Chapter 10: Deployment and Engineering
Exam focus
- API integration
- Model serving
- Microservices architecture
- REST / gRPC
- CI/CD for AI
- Containerization
- Edge deployment
Scope Bullet Explanations
- API integration: Expose model behavior safely and consistently to clients.
- Model serving: Host versioned models with predictable runtime behavior.
- Microservices: Separate concerns for scale, resilience, and ownership clarity.
- REST/gRPC: Interface tradeoffs by latency, typing, and ecosystem fit.
- CI/CD for AI: Automate validation and release with model-aware checks.
- Containerization: Reproducible runtime packaging.
- Edge deployment: Operate under constrained compute/network conditions.
Chapter overview
This chapter turns GENM models into production systems. Exam scenarios often test deployment architecture decisions, release controls, and operational reliability tradeoffs.
Assumed foundational awareness
Expected baseline:
- API contract basics,
- versioning principles,
- deployment pipeline stages.
Learning objectives
- Design serving architecture for multimodal model APIs.
- Choose interface protocols aligned to workload needs.
- Implement safe release workflow with rollback support.
- Evaluate edge deployment constraints and fallback strategy.

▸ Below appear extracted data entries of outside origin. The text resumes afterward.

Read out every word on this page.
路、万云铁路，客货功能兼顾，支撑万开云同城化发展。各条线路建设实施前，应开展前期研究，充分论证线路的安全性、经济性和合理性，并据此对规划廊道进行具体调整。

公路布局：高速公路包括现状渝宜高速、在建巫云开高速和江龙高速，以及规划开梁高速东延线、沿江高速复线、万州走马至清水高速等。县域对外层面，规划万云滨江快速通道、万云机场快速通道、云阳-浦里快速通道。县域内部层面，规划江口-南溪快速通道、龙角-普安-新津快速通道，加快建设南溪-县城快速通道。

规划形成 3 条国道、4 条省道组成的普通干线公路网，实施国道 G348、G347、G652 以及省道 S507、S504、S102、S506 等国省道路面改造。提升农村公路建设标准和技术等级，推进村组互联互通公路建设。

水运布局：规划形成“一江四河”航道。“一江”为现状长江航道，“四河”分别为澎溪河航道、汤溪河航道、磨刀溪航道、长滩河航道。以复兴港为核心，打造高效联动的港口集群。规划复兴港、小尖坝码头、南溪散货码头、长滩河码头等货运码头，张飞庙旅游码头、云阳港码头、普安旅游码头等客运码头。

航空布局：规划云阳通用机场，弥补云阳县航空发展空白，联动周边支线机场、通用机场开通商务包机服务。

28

10.1 Serving architecture blueprint
Core components:
- API gateway and auth layer,
- preprocessing service,
- model inference service,
- postprocessing/policy layer,
- telemetry and tracing,
- model registry/version control.
10.2 Protocol and contract choices
REST
Simple and ubiquitous; useful for broad client compatibility.
gRPC
Efficient binary protocol with typed schemas and streaming support; useful for low-latency service meshes.
Protocol choice should match client ecosystem, SLA, and operability needs.
10.3 CI/CD for AI systems
AI release pipeline should include:
- unit/integration tests,
- model artifact validation,
- evaluation gate checks,
- canary rollout,
- automated rollback triggers.
10.4 Containerization and environment stability
Containers reduce environment drift and enable reproducible deployments. Use immutable artifact versioning and dependency pinning for traceability.
10.5 Edge deployment considerations
Edge constraints include:
- limited memory/compute,
- intermittent connectivity,
- update management,
- privacy/offline requirements.
These often require smaller models and stricter runtime budgets.
Common failure modes
- Updating model without API contract compatibility checks.
- No canary or rollback controls in production rollout.
- Weak observability for cross-service failures.
- Treating edge as cloud-lite without constraint redesign.
Chapter summary
Deployment is a systems discipline. Exam readiness comes from demonstrating architecture choices that preserve reliability, security, and maintainability under real constraints.
Mini-lab: deployment release plan
- Draft model-serving architecture for one GENM use case.
- Define REST or gRPC contract.
- Add CI/CD gates and rollback trigger rules.
- Include one edge deployment variant.
Deliverable:
- release architecture + rollout checklist.
Review questions
- Why do model and API versions both need tracking?
- When is gRPC likely better than REST?
- What is a minimum safe canary strategy?
- How does containerization improve reproducibility?
- Why should rollout gates include model metrics?
- What edge constraints most commonly break cloud assumptions?
- Why is observability central to microservice debugging?
- How can dependency drift cause silent production regressions?
- What belongs in a deployment rollback plan?
- Why must security checks be integrated into CI/CD rather than post-release?
Key terms
Model serving, API contract, canary deployment, rollback, containerization, edge inference, CI/CD.
Exam traps
- Treating deployment as a single-step publish action.
- Ignoring interface compatibility and version governance.
- Shipping without measurable rollback criteria.